One of the main duties of volunteer block captains is to organize block cleanups, according to Shere L. Anderson, a clean block officer for the City. Among their other duties are to bring neighbors together to set goals and share ideas for improving the block and to act as an advocate and speaker for the block.
Retired math teacher Dorothy Perrine has lived in the same home on Manton Street in Point Breeze for all of her 82 years, so she is absolutely invested in the neighborhood. When she neared retirement about 20 years ago, she volunteered to be a block captain.
“I didn’t like the way the community looked,” Perrine said. “The area was devastated. It was terrible.”
There were empty and dilapidated homes, as well as filth in the street. “Now, we have members on the block who come out voluntarily to help clean,” she said. “We pick up, and put it out for the trash.”

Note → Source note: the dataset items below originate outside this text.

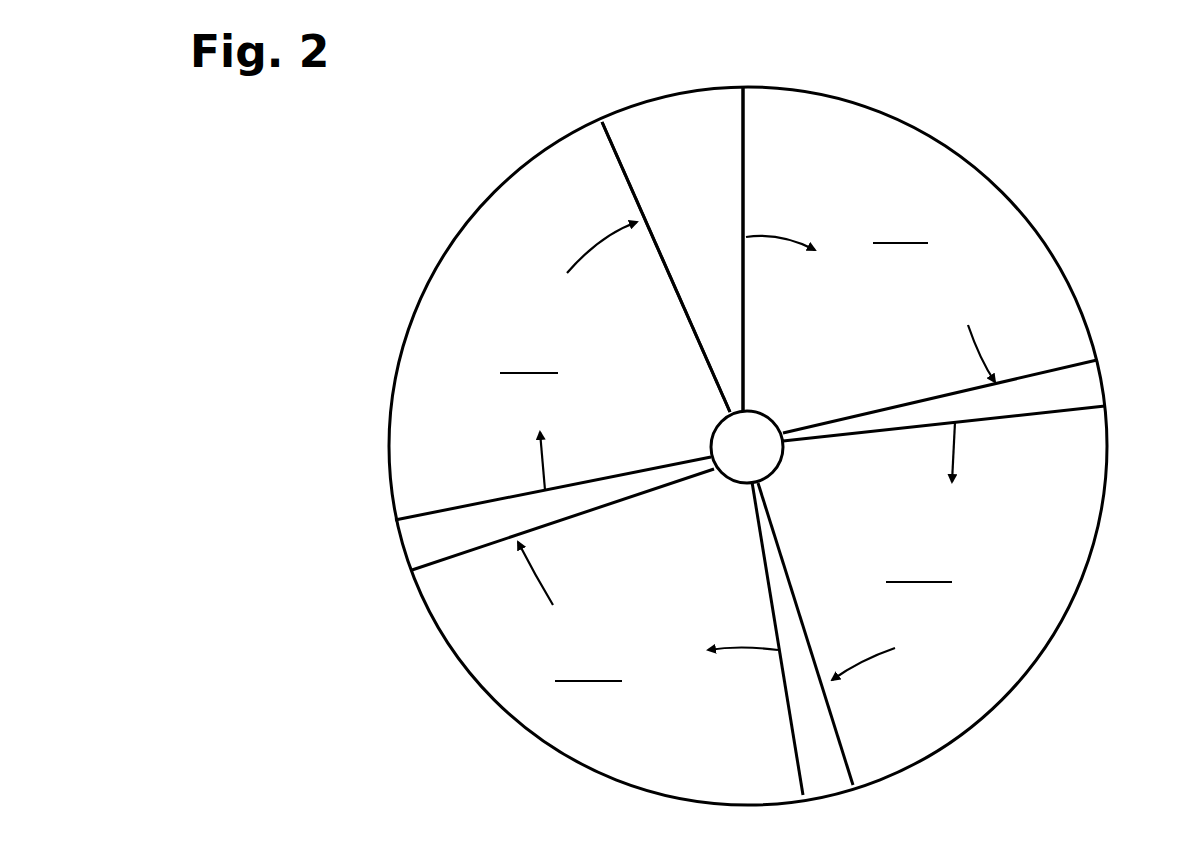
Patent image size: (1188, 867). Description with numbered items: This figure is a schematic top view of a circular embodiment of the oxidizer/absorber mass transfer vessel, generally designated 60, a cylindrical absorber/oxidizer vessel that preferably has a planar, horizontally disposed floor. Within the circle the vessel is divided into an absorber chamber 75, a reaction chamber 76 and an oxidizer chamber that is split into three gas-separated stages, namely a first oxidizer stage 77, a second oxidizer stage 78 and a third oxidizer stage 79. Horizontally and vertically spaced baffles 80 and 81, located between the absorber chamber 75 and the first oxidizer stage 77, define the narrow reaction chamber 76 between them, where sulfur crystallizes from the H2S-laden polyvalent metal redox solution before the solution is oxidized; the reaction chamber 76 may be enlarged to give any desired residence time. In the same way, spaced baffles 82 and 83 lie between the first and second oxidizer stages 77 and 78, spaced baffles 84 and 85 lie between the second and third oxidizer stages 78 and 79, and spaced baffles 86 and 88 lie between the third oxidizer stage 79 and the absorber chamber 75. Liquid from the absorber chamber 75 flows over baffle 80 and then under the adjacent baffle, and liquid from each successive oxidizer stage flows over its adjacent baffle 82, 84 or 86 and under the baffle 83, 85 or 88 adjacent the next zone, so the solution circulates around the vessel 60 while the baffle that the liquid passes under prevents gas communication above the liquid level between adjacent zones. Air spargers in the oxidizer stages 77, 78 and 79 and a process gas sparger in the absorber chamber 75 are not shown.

The circular process and apparatus 60 is at (1086, 226).
The absorber chamber 75 is at (437, 306).
The reaction chamber 76 is at (650, 116).
The first oxidizer stage 77 is at (950, 168).
The second oxidizer stage 78 is at (1070, 565).
The third oxidizer stage 79 is at (572, 745).
The baffle 80 is at (612, 152).
The baffle 81 is at (748, 138).
The baffle 82 is at (1068, 357).
The baffle 83 is at (1083, 408).
The baffle 84 is at (870, 760).
The baffle 85 is at (812, 780).
The baffle 86 is at (425, 585).
The baffle 88 is at (415, 512).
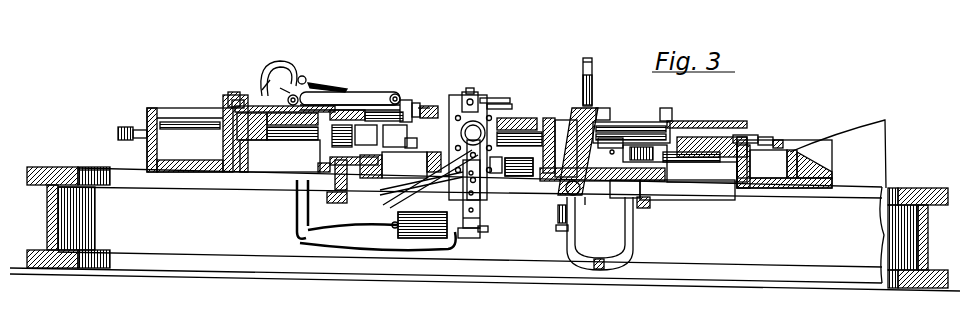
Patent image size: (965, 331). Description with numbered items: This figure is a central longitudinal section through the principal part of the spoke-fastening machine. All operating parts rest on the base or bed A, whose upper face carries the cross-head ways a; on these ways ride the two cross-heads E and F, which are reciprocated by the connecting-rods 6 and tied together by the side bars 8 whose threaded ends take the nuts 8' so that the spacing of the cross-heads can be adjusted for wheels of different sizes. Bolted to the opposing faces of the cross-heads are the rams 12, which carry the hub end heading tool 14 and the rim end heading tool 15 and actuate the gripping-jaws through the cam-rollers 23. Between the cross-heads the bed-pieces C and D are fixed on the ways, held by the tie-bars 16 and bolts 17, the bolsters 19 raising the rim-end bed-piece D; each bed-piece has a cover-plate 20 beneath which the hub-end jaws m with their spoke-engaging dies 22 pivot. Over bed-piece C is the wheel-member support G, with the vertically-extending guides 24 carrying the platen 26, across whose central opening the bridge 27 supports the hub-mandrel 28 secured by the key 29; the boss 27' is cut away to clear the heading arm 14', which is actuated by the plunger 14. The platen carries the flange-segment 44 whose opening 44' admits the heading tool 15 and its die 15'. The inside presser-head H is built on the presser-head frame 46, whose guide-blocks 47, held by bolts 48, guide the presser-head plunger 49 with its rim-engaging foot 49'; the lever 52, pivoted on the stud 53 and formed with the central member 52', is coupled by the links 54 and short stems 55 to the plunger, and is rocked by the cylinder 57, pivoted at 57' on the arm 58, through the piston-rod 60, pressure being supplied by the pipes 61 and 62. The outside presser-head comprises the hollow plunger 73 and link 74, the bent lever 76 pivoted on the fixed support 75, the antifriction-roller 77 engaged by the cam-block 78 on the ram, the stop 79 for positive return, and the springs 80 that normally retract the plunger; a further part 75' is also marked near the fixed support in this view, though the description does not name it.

A clean block also deters drug dealers, Perrine added. “If they see that you have a clean, organized block, you don’t have drug dealers standing on the corner,” she said.
Like Blair, Perrine does more than keep the block clean. She works with her neighbors to decorate it on holidays. They’ve put up a large screen on the block so everyone could watch boxing matches together. They’ve had parties with bounce houses for kids.
“We have had community dinners where everybody puts out tables with a tablecloth on the sidewalk,” she said. “It was very nice.”
Every Thanksgiving, working with the Police Department’s 17th District, Perrine makes sure every older resident on the block gets a food basket, filled with a turkey, all the holiday trimmings, vegetables and beverages. She has 10 people on her list and believes several hundred people in the district receive holiday meals.
“We make sure we take care of those people wh o are within our reach,” Perrine said. “I guess I’m a serviceperson. My mother lived here. My satisfaction comes from safety for people who live around here and the beauty of the area.”
Joyce Lloyd, 73, is also a Point Breeze block captain. She started in 2018, after retiring from the federal government. Like the other block captains, the South Taylor Street resident serves as a “mini mayor” by working to beautify the block and disseminating information to her neighbors.
Lloyd is aided in her efforts by new residents in her gentrifying neighborhood.
“It makes me feel good when everyone is cooperating,” Lloyd says. “Even though we come from different backgrounds, we come together to have a nice neighborhood.”
Jay Nachman is a freelance writer in Philadelphia who tells stories for a variety of clients.